A good friend and loyal reader sent me a link over the holiday weekend regarding President Obama's announcement of nearly $1.5 billion in loan guarantees to a Spanish company, Abengoa Solar, which will be used to build a solar plant in Arizona. Also included in the statement was the announcement that Abound Solar, a closely held company based in Loveland, Colorado, 'will receive a $400 million loan guarantee to expand a solar-panel manufacturing plant in Longmont, Colorado, and to open a new plant in Tipton, Indiana.' According to White House documents, the loans are anticipated to create about 3,000 short-term jobs, as well as approximately 1,600 long-term jobs.
Different people on various points of the political spectrum could of course find a number of distasteful facts hidden in the above paragraph. Some would gripe about spending federal funds on solar development at all. Others might protest giving guaranteed loans to a foreign company. Still others might point out that pledging nearly $2 billion in guaranteed loans for what amounts to be 1,600 jobs in an economy beholden to foreign investors and with record trade and current account deficits is not necessarily the most efficient use of funds. Since Blawgconomics happens to be (in some mind's paradoxically) firmly in both the green development and globalization camps, the first two points are non-starters. However, considering previous research and postings, the third point provides fertile ground for discussion.

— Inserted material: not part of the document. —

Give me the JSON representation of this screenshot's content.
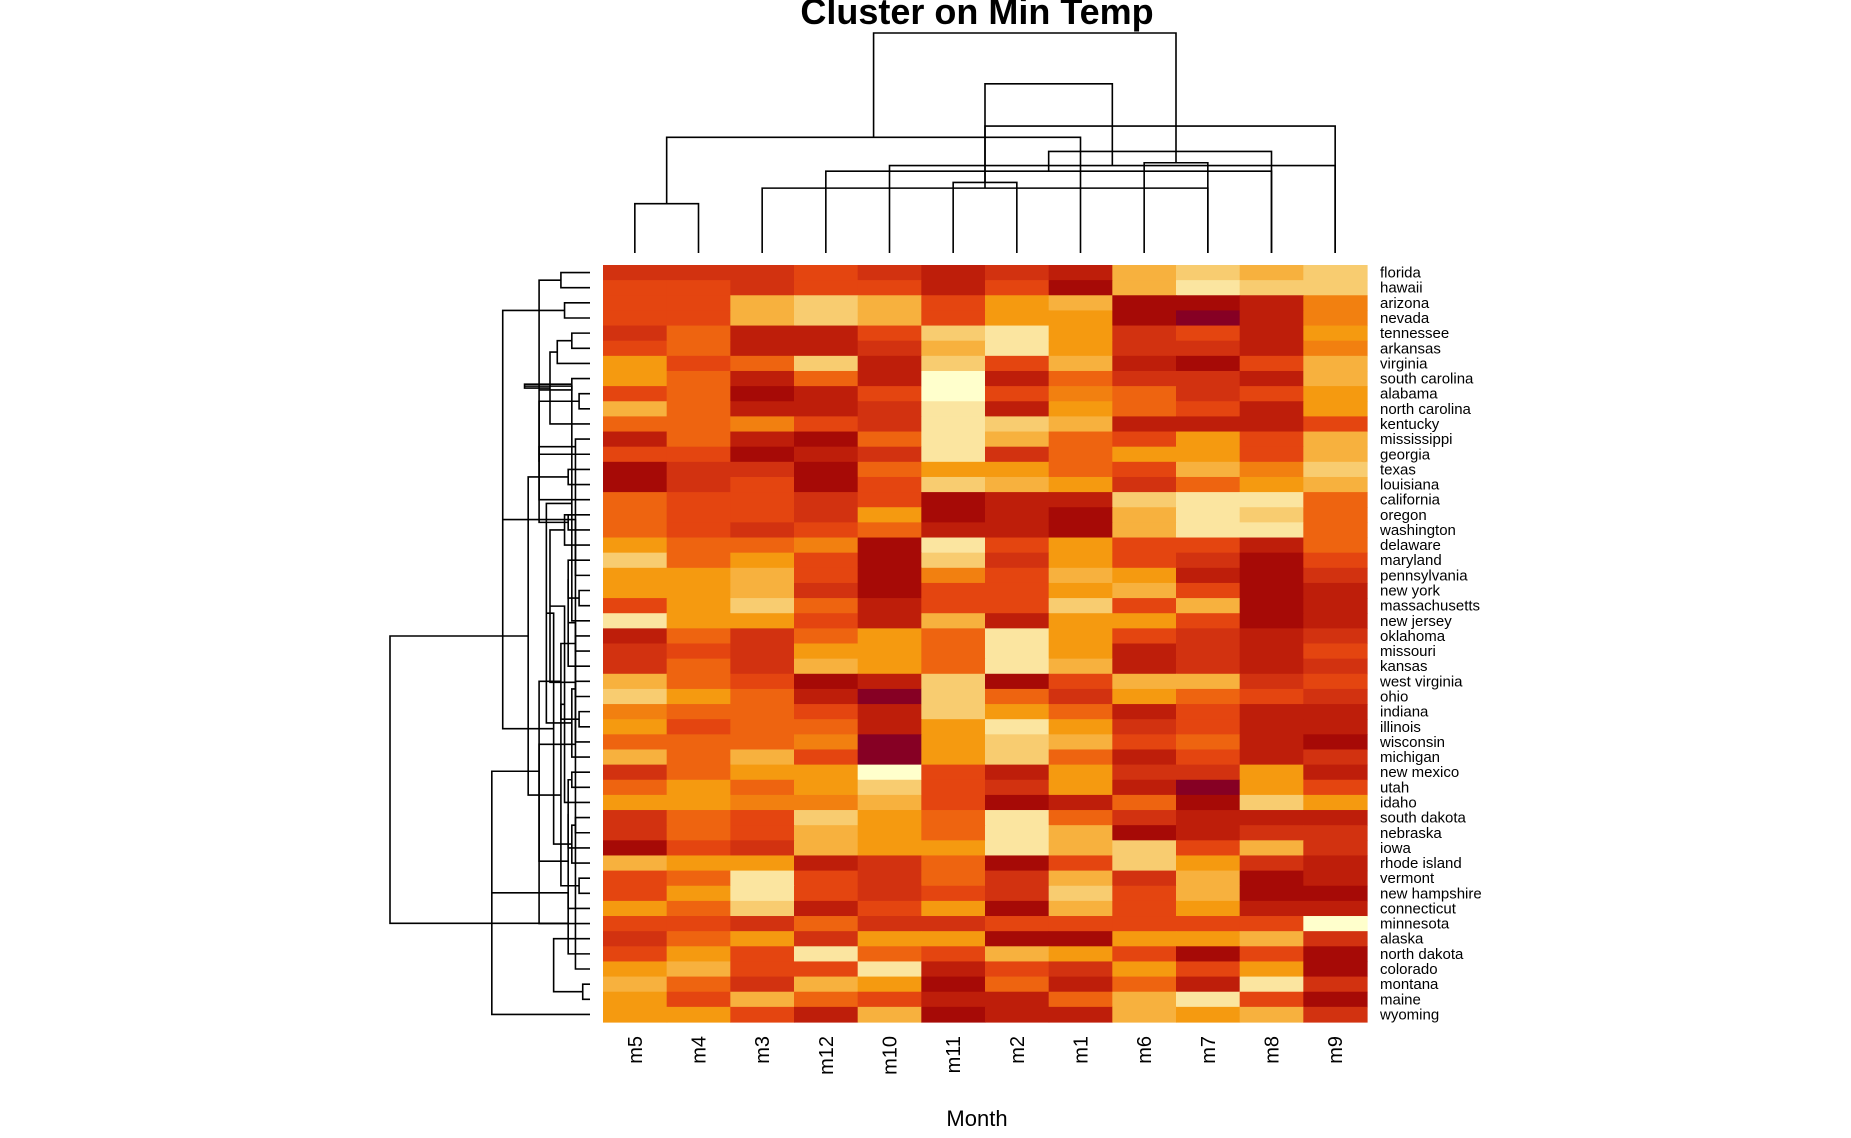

Whether you are more Al Gore or Glenn Beck on the global warming debate is inconsequential when it comes to green development. It is an area that will provide jobs, has potential to reduce reliance upon continuously declining and foreign-held resources, and nearly no one could honestly argue that turning sunlight into electricity is worse for the world than burning compressed dinosaur and plant matter. Additionally, some of our presumed competitors for the crown of the world's great economic superpower are already far ahead of America in this growth area. However, there are better ways to promote the growth of the green development sector than throwing money at it. In cases like this and in a Tea Party era of politics, it may even be worse for the green development movement when the government provides statistics revealing that it is financing jobs at a cost of about $1.2 million a pop.

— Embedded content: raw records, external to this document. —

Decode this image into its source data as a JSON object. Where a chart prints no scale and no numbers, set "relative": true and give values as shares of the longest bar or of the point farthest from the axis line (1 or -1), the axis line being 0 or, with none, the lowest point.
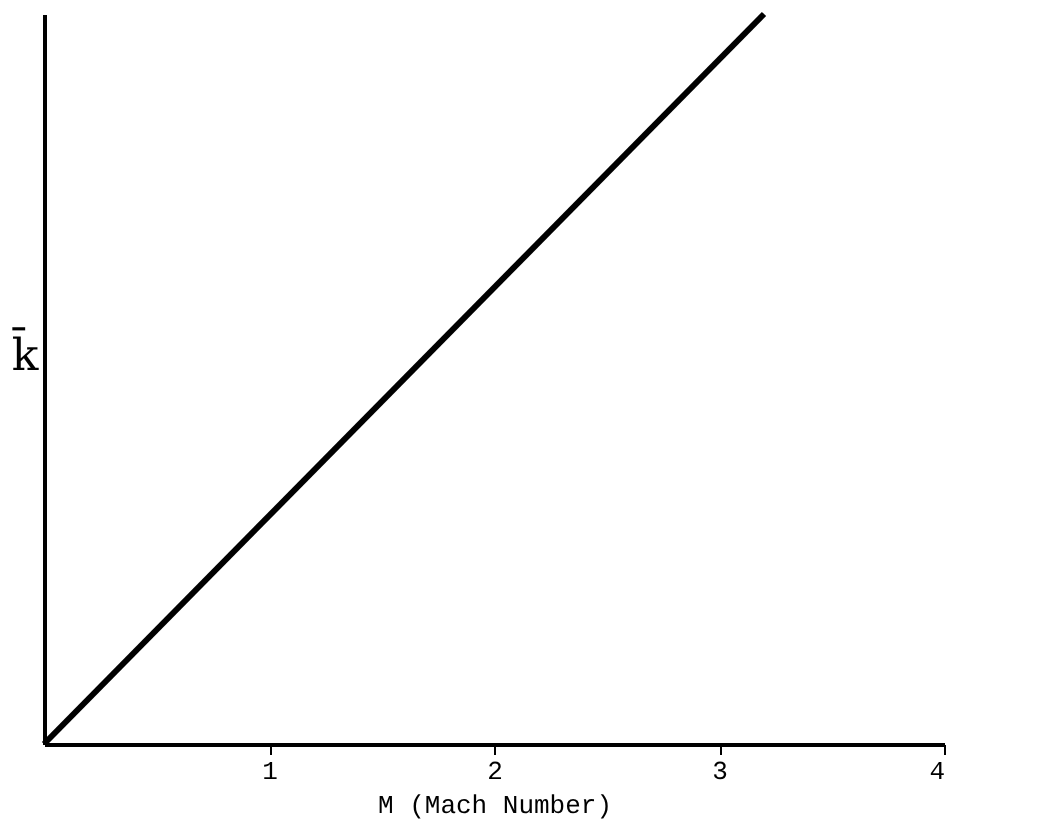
{
  "chart_data": {
    "type": "line",
    "xlabel": "M    (Mach Number)",
    "ylabel": "k̄",
    "relative": true,
    "x": [
      0,
      3.2
    ],
    "series": [
      {
        "color": "#000000",
        "values": [
          0,
          1
        ]
      }
    ],
    "xlim": [
      0,
      4
    ],
    "xticks": [
      1,
      2,
      3,
      4
    ],
    "grid": false,
    "legend": false,
    "marker": "none",
    "line_style": "solid"
  }
}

If it were true that solar development was an important leg of the future energy platform and this were the only way to finance its development, that would be one thing. However, there are other potential solutions which take advantage of existing structures and which would incent developers to build large-scale arrays without costing the government anything but tax revenue. No small consideration to be sure. However, when the current solution is to print money financed by oil powers and China, foregone tax revenue for job creation and reduced reliance upon those same foreign powers doesn't seem so bad. One such solution would be the aforementioned Solar, or S-REIT, developed by yours truly and recommended to the Government by the GW Solar Institute. Without rehashing the whole S-REIT model here, it is enough to say that by giving solar developers certain tax benefits to develop solar arrays, the same benefits currently given to more common real estate investments like malls, office buildings and apartment complexes, development would be stimulated even at today's costs and prices.

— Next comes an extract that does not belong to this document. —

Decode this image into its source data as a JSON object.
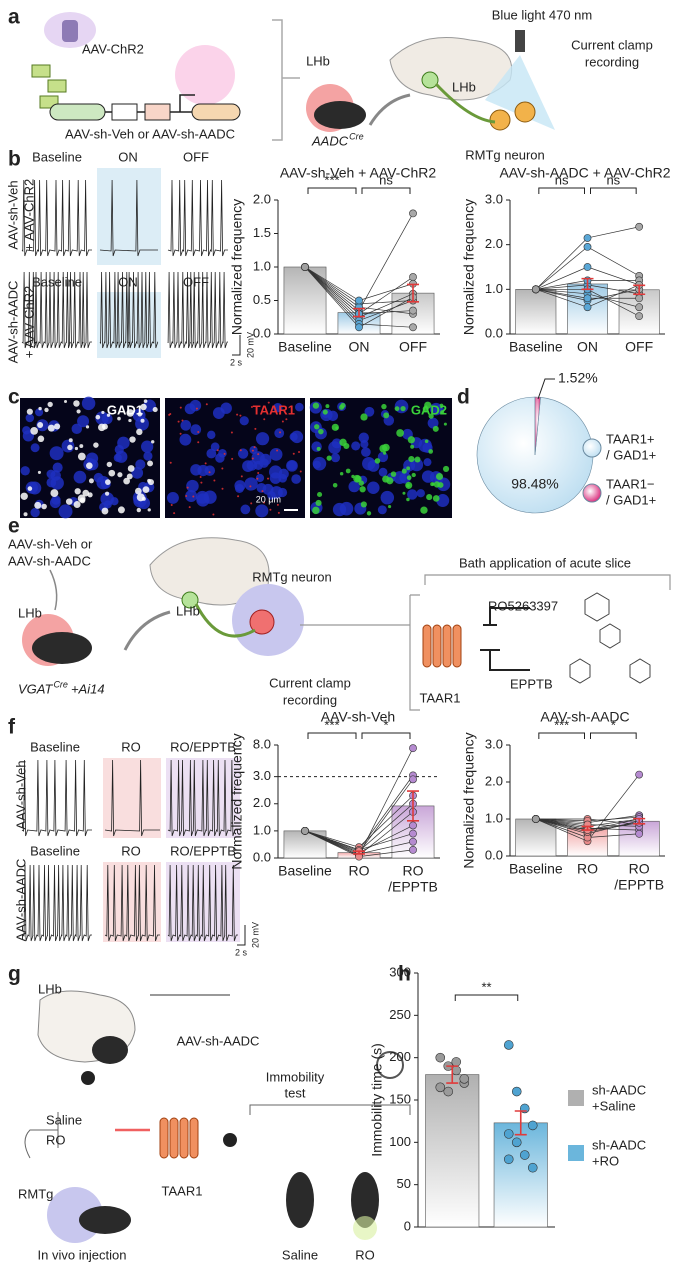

America is running out of resources and money. It is time to innovate and advance creative solutions. Throwing money at the economy, and specifically at green development, is not the best way out of economic malaise or energy problems. The Solar-REIT is a solution to green development problems that would cost the government nothing but marginal tax revenues. It would promote growth, jobs and the entrepreneurial spirit that seems to be so lacking these days. And the potential of it becoming a viable solution is reduced every time another loan guarantee is made.